[Devel] [PATCH RHEL7 COMMIT] ms/netfilter: ipset: fix race condition between swap/destroy and kernel side add/del/test

Konstantin Khorenko khorenko at virtuozzo.com
Mon Sep 30 15:21:53 MSK 2024


The commit is pushed to "branch-rh7-3.10.0-1160.119.1.vz7.224.x-ovz" and will appear at git at bitbucket.org:openvz/vzkernel.git
after rh7-3.10.0-1160.119.1.vz7.224.3
------>
commit f5d151859238b985d8ed566ca0d3abbe42215c40
Author: Jozsef Kadlecsik <kadlec at netfilter.org>
Date:   Wed Sep 25 17:35:40 2024 +0800

    ms/netfilter: ipset: fix race condition between swap/destroy and kernel side add/del/test
    
    Linkui Xiao reported that there's a race condition when ipset swap and destroy is
    called, which can lead to crash in add/del/test element operations.
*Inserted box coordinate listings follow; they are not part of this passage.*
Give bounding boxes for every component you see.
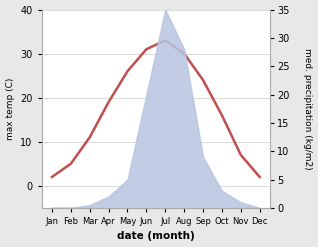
Y-axis label: med. precipitation (kg/m2): med. precipitation (kg/m2): [303, 48, 313, 169]
X-axis label: date (month): date (month): [117, 231, 195, 242]
Y-axis label: max temp (C): max temp (C): [5, 78, 15, 140]
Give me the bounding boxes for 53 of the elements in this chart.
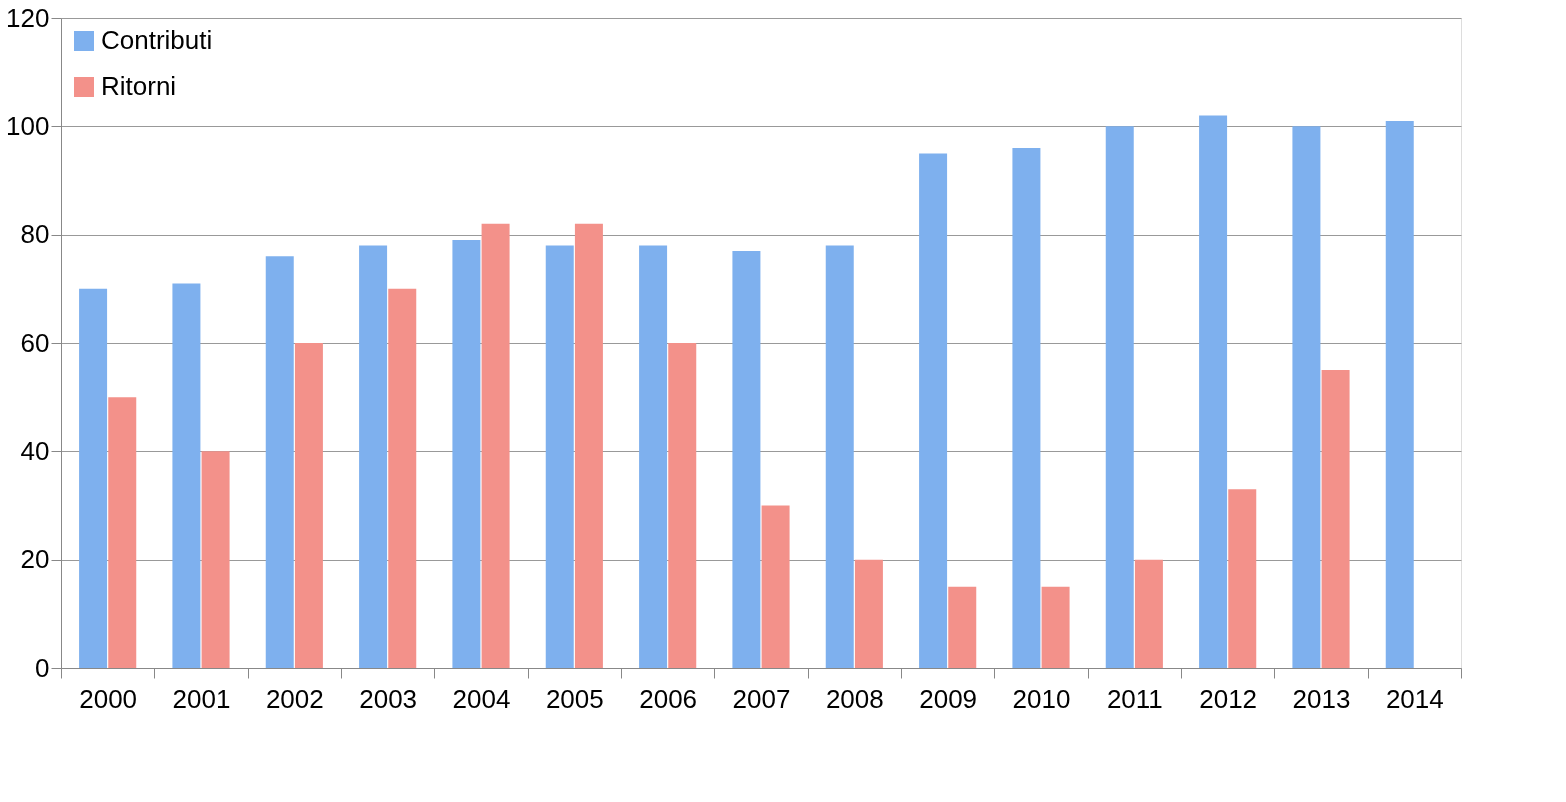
bar bbox=[1321, 370, 1350, 668]
bar bbox=[948, 586, 977, 668]
y-tick-label: 60 bbox=[20, 327, 50, 358]
bar bbox=[732, 250, 761, 668]
x-tick-label: 2007 bbox=[732, 683, 791, 714]
y-tick-label: 40 bbox=[20, 435, 50, 466]
bar bbox=[359, 245, 388, 668]
bar bbox=[574, 223, 603, 668]
bar bbox=[1134, 559, 1163, 668]
bar bbox=[1385, 120, 1414, 668]
bar bbox=[481, 223, 510, 668]
x-tick-label: 2009 bbox=[919, 683, 978, 714]
bar bbox=[1041, 586, 1070, 668]
legend-label: Ritorni bbox=[101, 71, 177, 101]
bar bbox=[452, 240, 481, 668]
bar bbox=[79, 288, 108, 668]
bar bbox=[201, 451, 230, 668]
bar bbox=[854, 559, 883, 668]
bar bbox=[108, 397, 137, 668]
y-tick-label: 80 bbox=[20, 219, 50, 250]
bar bbox=[388, 288, 417, 668]
bar bbox=[1292, 126, 1321, 668]
bar bbox=[1012, 148, 1041, 668]
legend-label: Contributi bbox=[101, 25, 213, 55]
x-tick-label: 2011 bbox=[1106, 683, 1163, 714]
x-tick-label: 2002 bbox=[265, 683, 324, 714]
x-tick-label: 2010 bbox=[1012, 683, 1071, 714]
x-tick-label: 2014 bbox=[1385, 683, 1444, 714]
bar bbox=[825, 245, 854, 668]
x-tick-label: 2004 bbox=[452, 683, 511, 714]
x-tick-label: 2005 bbox=[545, 683, 604, 714]
bar bbox=[761, 505, 790, 668]
bar bbox=[1199, 115, 1228, 668]
x-tick-label: 2013 bbox=[1292, 683, 1351, 714]
x-tick-label: 2008 bbox=[825, 683, 884, 714]
x-tick-label: 2006 bbox=[639, 683, 698, 714]
y-tick-label: 0 bbox=[35, 652, 50, 683]
bar bbox=[265, 256, 294, 668]
x-tick-label: 2003 bbox=[359, 683, 418, 714]
bar bbox=[172, 283, 201, 668]
bar bbox=[294, 343, 323, 668]
y-tick-label: 120 bbox=[6, 2, 50, 33]
bar bbox=[668, 343, 697, 668]
x-tick-label: 2012 bbox=[1199, 683, 1258, 714]
x-tick-label: 2000 bbox=[79, 683, 138, 714]
bar bbox=[1228, 489, 1257, 668]
bar bbox=[1105, 126, 1134, 668]
bar bbox=[639, 245, 668, 668]
bar bbox=[545, 245, 574, 668]
x-tick-label: 2001 bbox=[172, 683, 231, 714]
y-tick-label: 100 bbox=[6, 110, 50, 141]
y-tick-label: 20 bbox=[20, 544, 50, 575]
bar bbox=[919, 153, 948, 668]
Swap then
    destroy are usual operations to replace a set with another one in a production
    system. The issue can in some cases be reproduced with the script:
    
    ipset create hash_ip1 hash:net family inet hashsize 1024 maxelem 1048576
    ipset add hash_ip1 172.20.0.0/16
    ipset add hash_ip1 192.168.0.0/16
    iptables -A INPUT -m set --match-set hash_ip1 src -j ACCEPT
    while [ 1 ]
    do
            # ... Ongoing traffic...
            ipset create hash_ip2 hash:net family inet hashsize 1024 maxelem 1048576
            ipset add hash_ip2 172.20.0.0/16
            ipset swap hash_ip1 hash_ip2
            ipset destroy hash_ip2
            sleep 0.05
    done
    
    In the race case the possible order of the operations are
    
            CPU0                    CPU1
            ip_set_test
                                    ipset swap hash_ip1 hash_ip2
                                    ipset destroy hash_ip2
            hash_net_kadt
    
    Swap replaces hash_ip1 with hash_ip2 and then destroy removes hash_ip2 which
    is the original hash_ip1. ip_set_test was called on hash_ip1 and because destroy
    removed it, hash_net_kadt crashes.
    
    The fix is to force ip_set_swap() to wait for all readers to finish accessing the
    old set pointers by calling synchronize_rcu().
    
    The first version of the patch was written by Linkui Xiao <xiaolinkui at kylinos.cn>.
    
    v2: synchronize_rcu() is moved into ip_set_swap() in order not to burden
        ip_set_destroy() unnecessarily when all sets are destroyed.
    v3: Florian Westphal pointed out that all netfilter hooks run with rcu_read_lock() held
        and em_ipset.c wraps the entire ip_set_test() in rcu read lock/unlock pair.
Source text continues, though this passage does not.